Abstract: In February 2012, Mozilla announced its plans to translate the web browser Firefox into Quechua, a South American language. The initiative was linked to the runasimipi.org initiative which proclaimed in its manifesto: ‘The very act of using Quechua software is a political statement … Our dream is that any Andean child who goes to a cyber-café in the future will have the option to see everything in [their] native language. Together we can create a freer future’. Can digital technology – its historical English bias notwithstanding – become a tool for political empowerment of hitherto marginalized languages and their speakers/writers? The American linguist David Harrison called this the ‘flipside of globalization’: rather than assimilation to a dominant – mostly English-speaking global culture – we see a myriad of activities for which marginalized communities use digital media. This includes everyday linguistic practices (as discussed in Deumert and Lexander 2013), as well as various types of language activism which helps speakers/writers to gain visibility for their languages and ways of speaking in the global arena.

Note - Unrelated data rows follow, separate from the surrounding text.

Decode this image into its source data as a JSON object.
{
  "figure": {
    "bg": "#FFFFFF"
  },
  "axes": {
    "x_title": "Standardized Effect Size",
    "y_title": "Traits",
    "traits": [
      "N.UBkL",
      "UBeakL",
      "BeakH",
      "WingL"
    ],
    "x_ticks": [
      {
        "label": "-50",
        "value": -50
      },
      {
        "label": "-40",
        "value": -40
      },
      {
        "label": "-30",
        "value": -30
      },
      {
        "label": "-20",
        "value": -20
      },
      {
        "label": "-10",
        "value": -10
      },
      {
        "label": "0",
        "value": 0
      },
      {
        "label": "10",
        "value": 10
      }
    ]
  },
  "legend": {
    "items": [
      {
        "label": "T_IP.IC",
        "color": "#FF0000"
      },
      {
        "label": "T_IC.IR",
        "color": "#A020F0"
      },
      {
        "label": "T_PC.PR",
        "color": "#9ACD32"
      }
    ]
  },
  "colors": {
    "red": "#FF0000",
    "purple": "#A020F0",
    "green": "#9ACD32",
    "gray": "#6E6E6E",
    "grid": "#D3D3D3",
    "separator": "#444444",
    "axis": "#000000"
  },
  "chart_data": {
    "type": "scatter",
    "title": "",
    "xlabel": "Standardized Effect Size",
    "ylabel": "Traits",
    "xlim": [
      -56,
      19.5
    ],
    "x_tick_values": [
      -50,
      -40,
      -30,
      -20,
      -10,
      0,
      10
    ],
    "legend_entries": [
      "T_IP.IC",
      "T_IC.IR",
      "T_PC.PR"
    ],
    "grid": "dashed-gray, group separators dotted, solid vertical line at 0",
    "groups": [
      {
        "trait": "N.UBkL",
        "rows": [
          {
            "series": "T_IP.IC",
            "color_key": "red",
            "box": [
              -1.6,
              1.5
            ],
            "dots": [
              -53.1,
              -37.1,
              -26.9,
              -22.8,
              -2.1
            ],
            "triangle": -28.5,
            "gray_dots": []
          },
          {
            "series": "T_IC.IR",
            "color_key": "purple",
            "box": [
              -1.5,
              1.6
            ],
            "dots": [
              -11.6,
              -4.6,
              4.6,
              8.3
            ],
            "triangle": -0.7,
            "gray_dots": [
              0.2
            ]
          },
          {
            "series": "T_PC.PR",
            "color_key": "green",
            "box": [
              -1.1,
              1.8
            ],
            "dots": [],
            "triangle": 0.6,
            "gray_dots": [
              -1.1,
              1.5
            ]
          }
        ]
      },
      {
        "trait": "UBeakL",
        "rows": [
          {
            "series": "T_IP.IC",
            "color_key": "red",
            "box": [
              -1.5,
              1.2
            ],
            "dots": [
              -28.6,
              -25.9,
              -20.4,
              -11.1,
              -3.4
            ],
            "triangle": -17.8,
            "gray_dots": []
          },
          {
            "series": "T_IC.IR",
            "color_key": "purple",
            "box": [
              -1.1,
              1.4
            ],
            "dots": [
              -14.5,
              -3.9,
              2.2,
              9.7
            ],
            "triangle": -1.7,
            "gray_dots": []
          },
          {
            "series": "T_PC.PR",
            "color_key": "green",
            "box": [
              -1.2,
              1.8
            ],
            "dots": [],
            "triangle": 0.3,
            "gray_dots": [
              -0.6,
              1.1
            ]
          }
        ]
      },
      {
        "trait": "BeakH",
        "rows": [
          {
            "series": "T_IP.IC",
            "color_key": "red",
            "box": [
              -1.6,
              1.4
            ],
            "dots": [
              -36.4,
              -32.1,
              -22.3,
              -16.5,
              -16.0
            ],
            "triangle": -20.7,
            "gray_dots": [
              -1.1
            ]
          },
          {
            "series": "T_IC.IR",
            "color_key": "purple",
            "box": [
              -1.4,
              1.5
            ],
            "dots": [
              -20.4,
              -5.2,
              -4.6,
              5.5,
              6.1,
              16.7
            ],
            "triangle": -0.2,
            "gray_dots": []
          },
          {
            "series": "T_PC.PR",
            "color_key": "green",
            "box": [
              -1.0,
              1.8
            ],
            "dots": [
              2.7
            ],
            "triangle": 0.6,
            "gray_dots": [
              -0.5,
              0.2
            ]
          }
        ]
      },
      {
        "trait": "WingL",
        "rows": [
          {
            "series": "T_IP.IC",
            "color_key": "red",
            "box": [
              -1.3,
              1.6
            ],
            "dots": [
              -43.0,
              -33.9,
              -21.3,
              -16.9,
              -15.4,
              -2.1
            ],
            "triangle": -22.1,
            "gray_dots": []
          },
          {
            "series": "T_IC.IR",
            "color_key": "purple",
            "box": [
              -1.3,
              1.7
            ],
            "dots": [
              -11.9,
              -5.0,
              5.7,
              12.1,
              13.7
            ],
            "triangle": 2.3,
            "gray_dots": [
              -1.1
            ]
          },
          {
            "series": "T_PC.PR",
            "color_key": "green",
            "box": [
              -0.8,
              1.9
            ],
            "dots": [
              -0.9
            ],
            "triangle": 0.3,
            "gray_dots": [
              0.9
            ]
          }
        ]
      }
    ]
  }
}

In this talk I argue that digital language activism can both reproduce and challenge existing political, social and linguistic hegemonies: on the one hand, persistent digital social inequalities mean that some people in the world have more opportunities for digital expression than others; on the other hand, digital media have created new opportunities for speakers/writers to make their voices heard. In my reflections on questions of digital equality, authority, visibility and voice, I draw on examples from across the world, and focus on three media platforms: texting, Twitter and Wikipedia
Organized by the Center for Spatial Research and the Institute for Comparative Literature and Society as part of the Conflict Urbanism: Language Justice lecture series. Thank you also to the Department of East Asian Languages and Cultures for the use of Kent Lounge.
This lecture series focuses on the role of language in structuring cities, bringing together speakers to address the ways that urban spaces and their digital traces are physically shaped by linguistic diversity, and to examine the results of languages coming into contact and conflict.